Le grand vent de la mer qui brame,
Au fond de ton coeur souffle fort ; -
De ton coeur si fol, ma pauvre Âme,
Qu'il souffle fort comme la mort !
Coule rapide vers la mer
Le flot léger que le vent ride ;-
Tout comme l'âme, aussi rapide
Que dans le ciel profond l'éclair,
Par les méandres de la chair,
Se précipite vers le vide
Inexprimable où l'or se perd !
Suis-je celui qui te regarde,
Lorsque tu plonges dans le noir
Où l'âme même se hasarde ; -
Les yeux pleins de lueur hagarde,
Sans que j'y puisse prendre garde :
Où si c'est toi qui me viens voir ?
Un peu d'ombre sur du désir ;
La mer lointaine en ma mémoire ;
Un coeur qui ne veut pas finir ;
Le ciel troublant de mon histoire ;
Et l'amertume dure à boire
Au fond du gouffre dérisoire
Où le soleil s'en vient mourir !
L'étrange nudité de l'âme en ses transports !...
Dévoré par le songe et par la meurtrissure
De tout ce qui détruit nos rêves les plus forts,
Tu bsacules, Soleil, en la tristesse obscure
D'un mortel Océan que ma détresse endure, -
Quand tu baignes de sang l'outrage de mon corps !
Vos cris, en la lumière ardente de l'Automne,
En mon âme infinie infiniment résonnent
Et me disent qu'il n'est rien d'autre si profond
Que le bruit que vos cris dans l'air vivace font !
Le silence profond des ailes qui s'envolent
Et les porte à former dans l'air un geste pur,
Est plus clair que ne l'est en moi toute parole
Ivre à travers l'éclair de quelque lèvre folle
D'aller se perdre au fond d'un incroyable azur !
D'un vol rapide, au bord d'un flot qui se délave :
L'Oiseau, comme d'un feu, que son ivresse aggrave !...
Un vent plus violent que la mer en déroute ;
Un vent de violence et de détresse toute
S'empare de la plage où ton âme vient choir, -
Comme un éclair de mort au coeur d'un astre noir !
Regarde mon visage et vois s'il n'y a pas
Quelque chose qui tremble à l'ombre de mes pas ;
Un ciel pétrifié d'espace inaccessible ;
Un soleil par la mort brusquement pris pour cible ; -
Un regard plus profond que l'eau d'un Océan
Qui se fortifierait des larmes du Néant !

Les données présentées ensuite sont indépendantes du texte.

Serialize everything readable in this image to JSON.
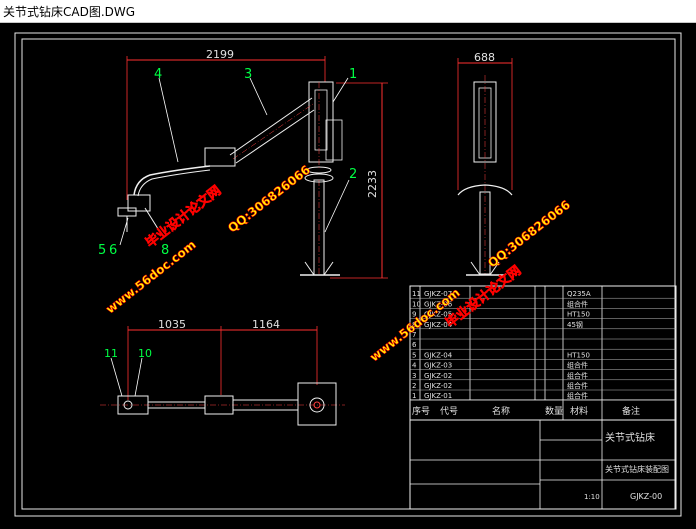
{
  "window": {
    "title": "关节式钻床CAD图.DWG"
  },
  "drawing": {
    "dimensions": {
      "front_width": "2199",
      "front_height": "2233",
      "side_width": "688",
      "plan_left": "1035",
      "plan_right": "1164"
    },
    "part_callouts": {
      "p1": "1",
      "p2": "2",
      "p3": "3",
      "p4": "4",
      "p5": "5",
      "p6": "6",
      "p8": "8",
      "p10": "10",
      "p11": "11"
    },
    "watermarks": {
      "site": "www.56doc.com",
      "brand": "毕业设计论文网",
      "qq": "QQ:306826066"
    },
    "parts_list": [
      {
        "no": "11",
        "code": "GJKZ-07",
        "material": "Q235A"
      },
      {
        "no": "10",
        "code": "GJKZ-06",
        "material": "组合件"
      },
      {
        "no": "9",
        "code": "GJKZ-05",
        "material": "HT150"
      },
      {
        "no": "8",
        "code": "GJKZ-04",
        "material": "45钢"
      },
      {
        "no": "7",
        "code": "",
        "material": ""
      },
      {
        "no": "6",
        "code": "",
        "material": ""
      },
      {
        "no": "5",
        "code": "GJKZ-04",
        "material": "HT150"
      },
      {
        "no": "4",
        "code": "GJKZ-03",
        "material": "组合件"
      },
      {
        "no": "3",
        "code": "GJKZ-02",
        "material": "组合件"
      },
      {
        "no": "2",
        "code": "GJKZ-02",
        "material": "组合件"
      },
      {
        "no": "1",
        "code": "GJKZ-01",
        "material": "组合件"
      }
    ],
    "title_block": {
      "header_no": "序号",
      "header_code": "代号",
      "header_name": "名称",
      "header_qty": "数量",
      "header_material": "材料",
      "header_note": "备注",
      "product_name": "关节式钻床",
      "drawing_name": "关节式钻床装配图",
      "drawing_code": "GJKZ-00",
      "scale": "1:10"
    }
  }
}
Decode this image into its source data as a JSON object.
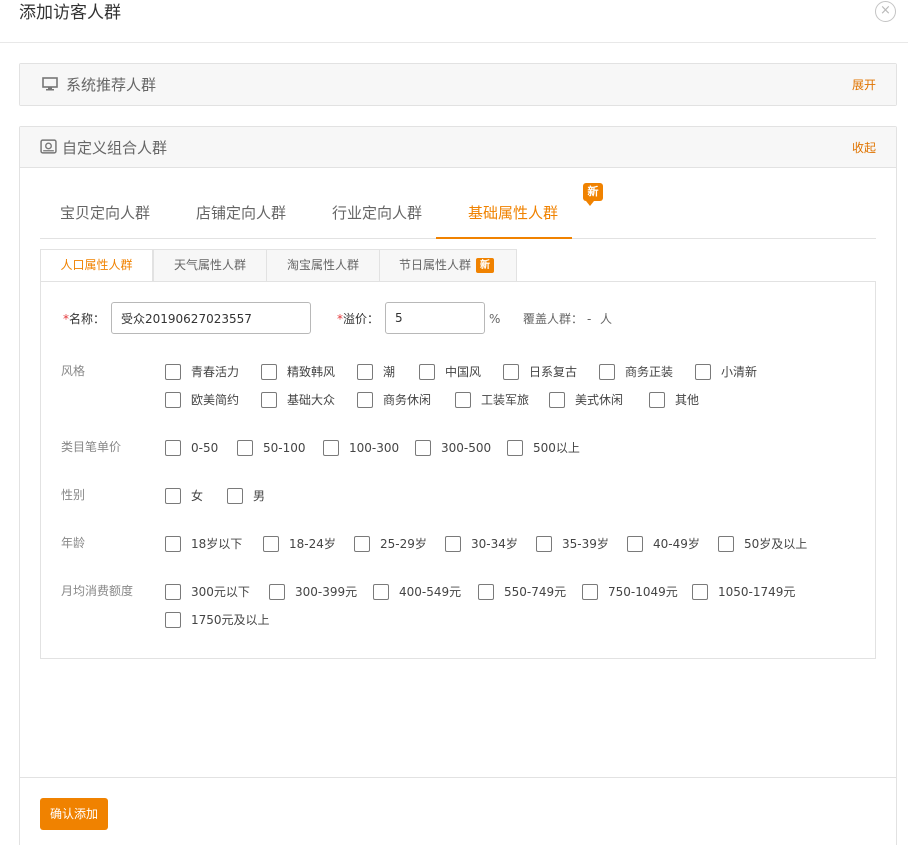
{
  "dialog": {
    "title": "添加访客人群",
    "close_icon": "×"
  },
  "system_panel": {
    "icon": "monitor-icon",
    "title": "系统推荐人群",
    "toggle": "展开"
  },
  "custom_panel": {
    "icon": "target-box-icon",
    "title": "自定义组合人群",
    "toggle": "收起"
  },
  "main_tabs": [
    {
      "label": "宝贝定向人群"
    },
    {
      "label": "店铺定向人群"
    },
    {
      "label": "行业定向人群"
    },
    {
      "label": "基础属性人群",
      "badge": "新",
      "active": true
    }
  ],
  "sub_tabs": [
    {
      "label": "人口属性人群",
      "active": true
    },
    {
      "label": "天气属性人群"
    },
    {
      "label": "淘宝属性人群"
    },
    {
      "label": "节日属性人群",
      "badge": "新"
    }
  ],
  "form": {
    "name_required": "*",
    "name_label": "名称：",
    "name_value": "受众20190627023557",
    "premium_required": "*",
    "premium_label": "溢价：",
    "premium_value": "5",
    "premium_unit": "%",
    "coverage_label": "覆盖人群：",
    "coverage_value": "-",
    "coverage_unit": "人"
  },
  "attribute_rows": [
    {
      "label": "风格",
      "options": [
        "青春活力",
        "精致韩风",
        "潮",
        "中国风",
        "日系复古",
        "商务正装",
        "小清新",
        "欧美简约",
        "基础大众",
        "商务休闲",
        "工装军旅",
        "美式休闲",
        "其他"
      ]
    },
    {
      "label": "类目笔单价",
      "options": [
        "0-50",
        "50-100",
        "100-300",
        "300-500",
        "500以上"
      ]
    },
    {
      "label": "性别",
      "options": [
        "女",
        "男"
      ]
    },
    {
      "label": "年龄",
      "options": [
        "18岁以下",
        "18-24岁",
        "25-29岁",
        "30-34岁",
        "35-39岁",
        "40-49岁",
        "50岁及以上"
      ]
    },
    {
      "label": "月均消费额度",
      "options": [
        "300元以下",
        "300-399元",
        "400-549元",
        "550-749元",
        "750-1049元",
        "1050-1749元",
        "1750元及以上"
      ]
    }
  ],
  "submit_label": "确认添加",
  "colors": {
    "accent": "#f08200",
    "required": "#e4393c",
    "border": "#e2e2e2"
  }
}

O Rumeur de la Mer ! Inaltérable Coeur !
Tu malmènes mon âme en ses remous funestes
Et brasses dans l'air pur, en d'innombrables gestes,
De l'origine errante en l'Univers les restes :
O Bruit profond de l'Eau profonde en moi, - qui meurt !
Quand ton orbe n'aurait
Eu, sur fond de rumeur
De mer, par la vigueur
Du lait que répandait
Ta mortelle pâleur,
Qu'un regard de forêt
Pour nous glacer le coeur !...
Rivage blanc, terre déserte,
Insupportable horizon gris ;
Flot désarmé de gloire inerte ; -
En quel filet d'espace est pris
Pour une irrémédiable perte
Ce clair soleil de saison verte
Dont, à travers l'Automne offerte
Ne me parviennent plus les cris ?
Pris au filet du souffle froid
Qui me traverse l'os et l'âme,
Je te vomis, fureur infâme
Qui glaces l'être de mon roi
D'un tel - irrémédiable - drame
Que je n'ai plus même le droit
De folle gorge en gouffre étroit
De boire l'air à grande lame,
Quand tu m'enfonces de ta lame
L'ivresse blanche au coeur, - Noroît !
Le jour s'enfuit dans la douleur :
Quel était ce malheur, mon coeur,
Qui te rendait la force exsangue ?
Du sel des vagues sur ma lame
Ne reste rien de la saveur ;
Et, solitaire de splendeur,
Voici que toute la chaleur
De quelque songe immense tangue
Dans un abîme de pâleur ...
Balises dans le soir tombant
A l'infini du paysage
Et l'Ile au loin que le passage
Relie au sombre continent
Par le flot vaste qui s'engouffre
Dans le goulet étroit et fort
De contenir entre ses bords
Si folle eau vive, - comme alors
S'engouffre encor l'âme qui souffre
Entre les rives de la mort !
Océan noir d'algues éteintes ;
Gluante mer à mes pieds nus ;
Murmures sourds d'eau morte, plaintes ;
Soleils on ne sait d'où venus
Qui percez de ténèbre l'ombre ; -
Voici que ne respire plus,
Parmi l'universel décombre,
Le ciel dont le désastre sombre,
- Avant que ne vous soient rendues
Les claires soifs d'un jour sans nombre, -
En vos éternités perdues !
Plongez, mouettes, dans l'eau froide !
Rassasiez-vous de jeune chair ! -
Il n'est plus de silence clair
Ni de mouvement d'astre en l'air,
Tant l'âme, d'ombre, est toute roide,
Dont se gorge à présent la mer !
Berce-moi, forme, berce-moi !...
Pris en les rêts de la marée
Du plus terrible songe froid
Qui te laisse désemparée,
Vois ma pauvre âme en désarroi
Se perdre toute l'égarée
Par l'insondable gouffre étroit
De ta gloire d'ombre parée, -
Sur un lit d'algue morte, en toi !
Sur les plages du temps, que de coquilles vides ;
Que d'algues par la mer sans cesse rejetées ;
Que de visages d'ombre aux éternelles rides ;
Que d'ivresses au fond des heures avortées ;
Que de songes, dans l'âme, infiniment livides :
De soleils balayant les rives désertées !...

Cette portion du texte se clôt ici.